Fiserv is seeking a skilled risk and compliance professional to join its Enterprise Risk and Controls team. This dynamic role spans multiple responsibilities, including Third Party Risk Assessments for vendors and support for PCI and SOC audits as part of the organization's Third-Party Audit initiatives. The position is ideal for professionals who are adaptable and eager to contribute across various risk programs within the department.

What you will do:

• The role primarily centers on contributing to the Third-Party Risk Management (TPRM) function. It involves gaining a comprehensive understanding of security policies, standards, and related processes within the scope of the TPRM program. Leveraging strong assessment capabilities, you will ensure that vendor-related risks are effectively identified, evaluated, mitigated, and continuously monitored to uphold the highest standards of security and compliance.
• Experience in the domains such as risk and compliance, information security.
• Driving collaboration between cross-functional stakeholders and facilitating strong partnership with Fiserv Business Units.
• Capability of contributing to TRPM Risk transformation projects in alignment with organization strategy.
• Ability to perform due diligence independently on vendor outsourcings.
• Responsible for independently conducting third-party risk assessment in line with security standards, practices encompassing people, process, and technology controls.
• Proficient in reviewing documentation including but not limited to security policies, processes, SOPs, third party audit/assurance reports including SOC 2, PCI AOC/ROC/ROV/SAQ, ISAE, ISMS, penetration testing, vulnerability scanning reports to identify gaps/exceptions.
• Responsible for monitoring, tracking risks through closure by collaborating with multiple constituents including internal and external stakeholders; ensuring auditable results are maintained throughout the engagement.
• Ensure accurate and timely review; responsible for well-written observations, and walking stakeholders through the process lifecycle as needed.
• Participate in regional and global TPRM governance forums and liaise with business stakeholders.

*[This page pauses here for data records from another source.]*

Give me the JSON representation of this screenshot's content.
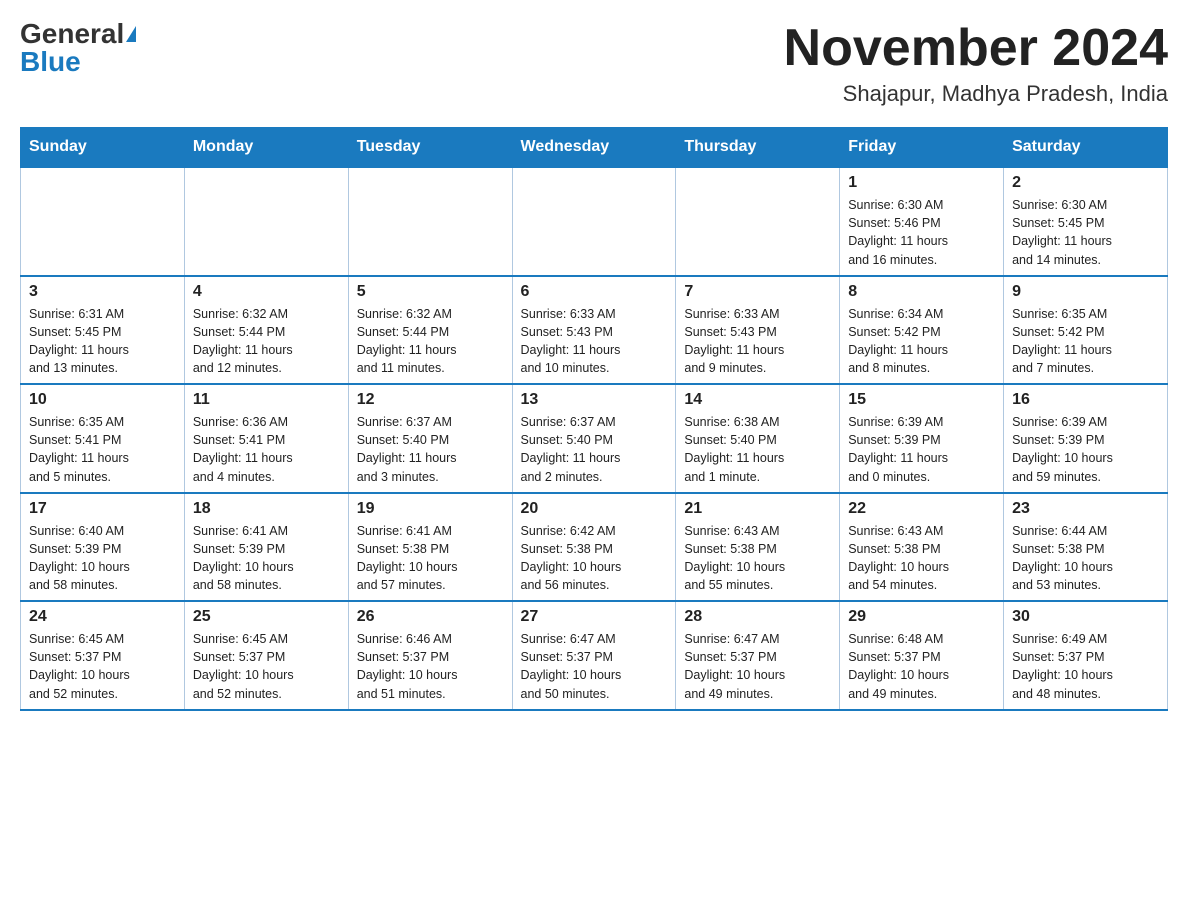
{
  "header": {
    "logo_general": "General",
    "logo_blue": "Blue",
    "month_title": "November 2024",
    "location": "Shajapur, Madhya Pradesh, India"
  },
  "days_of_week": [
    "Sunday",
    "Monday",
    "Tuesday",
    "Wednesday",
    "Thursday",
    "Friday",
    "Saturday"
  ],
  "weeks": [
    [
      {
        "day": "",
        "info": ""
      },
      {
        "day": "",
        "info": ""
      },
      {
        "day": "",
        "info": ""
      },
      {
        "day": "",
        "info": ""
      },
      {
        "day": "",
        "info": ""
      },
      {
        "day": "1",
        "info": "Sunrise: 6:30 AM\nSunset: 5:46 PM\nDaylight: 11 hours\nand 16 minutes."
      },
      {
        "day": "2",
        "info": "Sunrise: 6:30 AM\nSunset: 5:45 PM\nDaylight: 11 hours\nand 14 minutes."
      }
    ],
    [
      {
        "day": "3",
        "info": "Sunrise: 6:31 AM\nSunset: 5:45 PM\nDaylight: 11 hours\nand 13 minutes."
      },
      {
        "day": "4",
        "info": "Sunrise: 6:32 AM\nSunset: 5:44 PM\nDaylight: 11 hours\nand 12 minutes."
      },
      {
        "day": "5",
        "info": "Sunrise: 6:32 AM\nSunset: 5:44 PM\nDaylight: 11 hours\nand 11 minutes."
      },
      {
        "day": "6",
        "info": "Sunrise: 6:33 AM\nSunset: 5:43 PM\nDaylight: 11 hours\nand 10 minutes."
      },
      {
        "day": "7",
        "info": "Sunrise: 6:33 AM\nSunset: 5:43 PM\nDaylight: 11 hours\nand 9 minutes."
      },
      {
        "day": "8",
        "info": "Sunrise: 6:34 AM\nSunset: 5:42 PM\nDaylight: 11 hours\nand 8 minutes."
      },
      {
        "day": "9",
        "info": "Sunrise: 6:35 AM\nSunset: 5:42 PM\nDaylight: 11 hours\nand 7 minutes."
      }
    ],
    [
      {
        "day": "10",
        "info": "Sunrise: 6:35 AM\nSunset: 5:41 PM\nDaylight: 11 hours\nand 5 minutes."
      },
      {
        "day": "11",
        "info": "Sunrise: 6:36 AM\nSunset: 5:41 PM\nDaylight: 11 hours\nand 4 minutes."
      },
      {
        "day": "12",
        "info": "Sunrise: 6:37 AM\nSunset: 5:40 PM\nDaylight: 11 hours\nand 3 minutes."
      },
      {
        "day": "13",
        "info": "Sunrise: 6:37 AM\nSunset: 5:40 PM\nDaylight: 11 hours\nand 2 minutes."
      },
      {
        "day": "14",
        "info": "Sunrise: 6:38 AM\nSunset: 5:40 PM\nDaylight: 11 hours\nand 1 minute."
      },
      {
        "day": "15",
        "info": "Sunrise: 6:39 AM\nSunset: 5:39 PM\nDaylight: 11 hours\nand 0 minutes."
      },
      {
        "day": "16",
        "info": "Sunrise: 6:39 AM\nSunset: 5:39 PM\nDaylight: 10 hours\nand 59 minutes."
      }
    ],
    [
      {
        "day": "17",
        "info": "Sunrise: 6:40 AM\nSunset: 5:39 PM\nDaylight: 10 hours\nand 58 minutes."
      },
      {
        "day": "18",
        "info": "Sunrise: 6:41 AM\nSunset: 5:39 PM\nDaylight: 10 hours\nand 58 minutes."
      },
      {
        "day": "19",
        "info": "Sunrise: 6:41 AM\nSunset: 5:38 PM\nDaylight: 10 hours\nand 57 minutes."
      },
      {
        "day": "20",
        "info": "Sunrise: 6:42 AM\nSunset: 5:38 PM\nDaylight: 10 hours\nand 56 minutes."
      },
      {
        "day": "21",
        "info": "Sunrise: 6:43 AM\nSunset: 5:38 PM\nDaylight: 10 hours\nand 55 minutes."
      },
      {
        "day": "22",
        "info": "Sunrise: 6:43 AM\nSunset: 5:38 PM\nDaylight: 10 hours\nand 54 minutes."
      },
      {
        "day": "23",
        "info": "Sunrise: 6:44 AM\nSunset: 5:38 PM\nDaylight: 10 hours\nand 53 minutes."
      }
    ],
    [
      {
        "day": "24",
        "info": "Sunrise: 6:45 AM\nSunset: 5:37 PM\nDaylight: 10 hours\nand 52 minutes."
      },
      {
        "day": "25",
        "info": "Sunrise: 6:45 AM\nSunset: 5:37 PM\nDaylight: 10 hours\nand 52 minutes."
      },
      {
        "day": "26",
        "info": "Sunrise: 6:46 AM\nSunset: 5:37 PM\nDaylight: 10 hours\nand 51 minutes."
      },
      {
        "day": "27",
        "info": "Sunrise: 6:47 AM\nSunset: 5:37 PM\nDaylight: 10 hours\nand 50 minutes."
      },
      {
        "day": "28",
        "info": "Sunrise: 6:47 AM\nSunset: 5:37 PM\nDaylight: 10 hours\nand 49 minutes."
      },
      {
        "day": "29",
        "info": "Sunrise: 6:48 AM\nSunset: 5:37 PM\nDaylight: 10 hours\nand 49 minutes."
      },
      {
        "day": "30",
        "info": "Sunrise: 6:49 AM\nSunset: 5:37 PM\nDaylight: 10 hours\nand 48 minutes."
      }
    ]
  ]
}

Document and maintain the relevant documentation.
• Establish trust and credibility with key partners; develop and foster constructive professional relationships with multiple stakeholders including but not limited to executive and line management, risk officers, risk contacts and third-party contacts.
• Work on vendor events, liaison with business stakeholders and follow-up with vendors.
• Shift – 1 PM to 10 PM IST

What you will need to have:

• Bachelor's Or Master's degree from an accredited university is preferred, equivalent work experience will be considered.
• Experience in IT Risk and Compliance Management or Information Security domain.
• Good interpersonal, written/verbal communication, and organizational skills.
• Ability to handle internal and external discussions/interactions issues in a professional, assertive, and proactive manner
• Ability to work effectively within a matrixed organization.
• Strong organizational and time management skills with Global stakeholder management.
• Strong MS office skills (Microsoft Excel, Word, PowerPoint, and SharePoint).
• Exposure to GRC ( Governance, Risk and Compliance tools).

What would be great to have:

• Financial services experience, including working in regulated environments.
• Knowledge of IT audit, ISO 27001, ITIL, Vendor Risk Management process.
• Ability to interact across all levels of management.
• A successful track record for delivering results in a timely manner.
• Industry Certifications: CISA, CRISC, CTPRA, ISO 27001 LA/LI, ISO 31000 or equivalent etc.).